Where Debian is today

Ian Murdock posted a great essay on both why Debian is important and what it needs to work on from here. The bits about where Debian should go aren't particularly exciting — true and important, but stuff like "better vendor support" is stuff we've been hearing for years.

What's more interesting for me to read is the summary of where Debian is right now. This is a good time to take a step back and realize that Debian is pretty clearly the #2 distribution (or at worst #3), has significant impact on the direction of Linux, and has put together a damned impressive set of software entirely as a volunteer community project. There's no full-time staff and barely a budget, and yet look at the quality product that Debian has achieved.

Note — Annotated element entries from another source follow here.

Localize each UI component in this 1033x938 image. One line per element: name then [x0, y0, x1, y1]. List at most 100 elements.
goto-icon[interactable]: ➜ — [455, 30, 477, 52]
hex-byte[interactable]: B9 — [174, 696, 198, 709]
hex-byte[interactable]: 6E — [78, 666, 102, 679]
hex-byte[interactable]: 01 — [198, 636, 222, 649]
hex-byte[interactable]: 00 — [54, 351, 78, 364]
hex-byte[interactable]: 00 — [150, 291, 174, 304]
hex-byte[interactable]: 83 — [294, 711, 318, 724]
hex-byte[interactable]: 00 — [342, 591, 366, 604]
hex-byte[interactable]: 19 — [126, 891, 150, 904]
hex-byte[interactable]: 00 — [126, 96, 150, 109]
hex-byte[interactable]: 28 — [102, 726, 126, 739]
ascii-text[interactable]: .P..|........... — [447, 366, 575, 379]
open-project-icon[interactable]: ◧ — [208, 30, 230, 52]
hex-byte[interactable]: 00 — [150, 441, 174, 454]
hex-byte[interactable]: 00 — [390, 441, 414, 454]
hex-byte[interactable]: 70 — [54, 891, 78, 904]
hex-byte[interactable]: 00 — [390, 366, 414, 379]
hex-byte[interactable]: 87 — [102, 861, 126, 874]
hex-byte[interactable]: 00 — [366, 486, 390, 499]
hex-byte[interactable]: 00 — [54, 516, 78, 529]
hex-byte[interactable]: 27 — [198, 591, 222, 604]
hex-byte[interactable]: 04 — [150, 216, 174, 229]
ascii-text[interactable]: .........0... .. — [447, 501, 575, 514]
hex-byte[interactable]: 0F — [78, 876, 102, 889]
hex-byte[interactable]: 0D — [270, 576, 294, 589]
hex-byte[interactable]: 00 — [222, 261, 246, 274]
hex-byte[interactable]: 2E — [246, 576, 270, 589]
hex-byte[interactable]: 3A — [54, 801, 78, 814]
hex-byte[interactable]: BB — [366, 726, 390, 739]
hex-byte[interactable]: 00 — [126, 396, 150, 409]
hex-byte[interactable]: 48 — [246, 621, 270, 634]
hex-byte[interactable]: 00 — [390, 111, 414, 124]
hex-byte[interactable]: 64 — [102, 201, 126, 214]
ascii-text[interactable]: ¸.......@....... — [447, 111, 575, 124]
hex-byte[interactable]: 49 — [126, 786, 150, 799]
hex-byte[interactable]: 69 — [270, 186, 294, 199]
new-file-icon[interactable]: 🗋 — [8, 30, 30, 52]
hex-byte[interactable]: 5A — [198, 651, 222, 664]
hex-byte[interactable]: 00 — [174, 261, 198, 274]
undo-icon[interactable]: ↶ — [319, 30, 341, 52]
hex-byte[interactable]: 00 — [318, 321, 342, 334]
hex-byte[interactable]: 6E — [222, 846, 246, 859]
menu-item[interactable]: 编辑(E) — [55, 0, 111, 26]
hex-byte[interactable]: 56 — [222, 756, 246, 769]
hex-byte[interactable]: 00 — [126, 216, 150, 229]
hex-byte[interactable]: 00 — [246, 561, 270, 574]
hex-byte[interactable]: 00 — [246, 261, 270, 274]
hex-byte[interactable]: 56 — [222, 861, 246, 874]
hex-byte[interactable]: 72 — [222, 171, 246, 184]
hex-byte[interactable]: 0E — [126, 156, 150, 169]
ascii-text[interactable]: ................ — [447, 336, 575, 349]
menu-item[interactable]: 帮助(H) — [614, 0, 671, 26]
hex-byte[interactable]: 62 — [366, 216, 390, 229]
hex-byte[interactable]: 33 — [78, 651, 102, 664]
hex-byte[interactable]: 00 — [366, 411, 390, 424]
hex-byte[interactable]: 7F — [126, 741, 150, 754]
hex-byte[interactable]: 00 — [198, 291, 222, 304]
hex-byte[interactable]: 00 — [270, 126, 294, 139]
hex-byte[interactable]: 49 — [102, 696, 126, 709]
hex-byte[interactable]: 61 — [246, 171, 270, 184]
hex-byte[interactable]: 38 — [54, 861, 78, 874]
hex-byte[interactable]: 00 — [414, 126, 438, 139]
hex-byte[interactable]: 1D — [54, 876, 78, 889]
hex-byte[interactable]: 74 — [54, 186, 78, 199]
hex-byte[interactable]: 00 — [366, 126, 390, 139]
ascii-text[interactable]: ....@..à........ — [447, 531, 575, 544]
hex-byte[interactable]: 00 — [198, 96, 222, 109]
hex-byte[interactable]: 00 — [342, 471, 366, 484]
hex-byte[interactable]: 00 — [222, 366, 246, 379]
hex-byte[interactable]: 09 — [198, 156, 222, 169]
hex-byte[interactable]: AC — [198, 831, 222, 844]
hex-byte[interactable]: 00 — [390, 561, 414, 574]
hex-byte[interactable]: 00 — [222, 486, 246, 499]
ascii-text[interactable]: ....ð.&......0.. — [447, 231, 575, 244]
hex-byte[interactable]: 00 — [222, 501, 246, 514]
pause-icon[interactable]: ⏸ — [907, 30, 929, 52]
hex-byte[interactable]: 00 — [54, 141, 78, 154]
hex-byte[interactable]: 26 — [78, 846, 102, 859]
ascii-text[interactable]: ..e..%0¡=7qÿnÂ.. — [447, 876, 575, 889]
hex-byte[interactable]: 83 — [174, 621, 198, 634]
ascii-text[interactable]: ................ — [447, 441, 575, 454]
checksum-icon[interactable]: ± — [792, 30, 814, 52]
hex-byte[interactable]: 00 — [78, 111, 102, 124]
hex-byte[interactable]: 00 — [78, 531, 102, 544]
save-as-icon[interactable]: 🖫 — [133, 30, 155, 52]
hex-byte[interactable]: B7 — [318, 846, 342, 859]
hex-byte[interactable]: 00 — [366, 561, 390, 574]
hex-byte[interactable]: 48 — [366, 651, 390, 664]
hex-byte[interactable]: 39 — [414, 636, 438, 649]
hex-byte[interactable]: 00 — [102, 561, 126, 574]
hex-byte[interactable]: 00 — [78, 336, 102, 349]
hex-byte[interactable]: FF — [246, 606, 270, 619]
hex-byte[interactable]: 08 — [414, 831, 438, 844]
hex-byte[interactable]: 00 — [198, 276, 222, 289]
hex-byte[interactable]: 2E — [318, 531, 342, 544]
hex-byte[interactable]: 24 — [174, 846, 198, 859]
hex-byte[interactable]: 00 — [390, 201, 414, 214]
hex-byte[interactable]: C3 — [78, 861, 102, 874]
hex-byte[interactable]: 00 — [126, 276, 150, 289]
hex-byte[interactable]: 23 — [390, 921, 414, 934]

Some of the subtler aspects of this aren't as obvious from the outside. The reason why I'm joining the Debian project are not just the obvious ones. It's that I, as someone who has been doing the packaging and infrastructure thing for a decade now, took a long and close look at the infrastructure and tools that are underneath the Debian project and the quality blew me away.

Red Hat and SuSE may very well have good internal testing infrastructure, but at least the public face for contributors is far, far inferior to what Debian has. Just start at packages.qa.debian.org and start following links and think about what's going into each part of that. Click on the name of a maintainer and look at the maintainer summary. Look at the integration with the bug system and with the testing migration infrastructure. Look at the buildd information. Look at the package history, easily accessible.

Or start from the tools and documentation. There is nothing like Debian Policy; it's unique. Or look at lintian, possibly the most useful packaging tool I've ever seen. Or debhelper. These are high-quality products maintained by people who know what they're doing and optimized for generating the highest quality packages with the least amount of developer time.

And this was all done by volunteers, with no strong central organization, using PGP authentication and donated hardware and individual effort.

Sometimes what people can do is just damn cool. This is what free software is all about. We don't always need a company to organize the work, we don't always need a government to manage social interactions, and we don't always even need any sort of clear economic motive. If we make it possible, a bunch of people will spontaneously cooperate on making the world a better place. People from all over the world.

Best antidote for political news ever.

Posted: 2005-06-15 17:41 — Why no comments?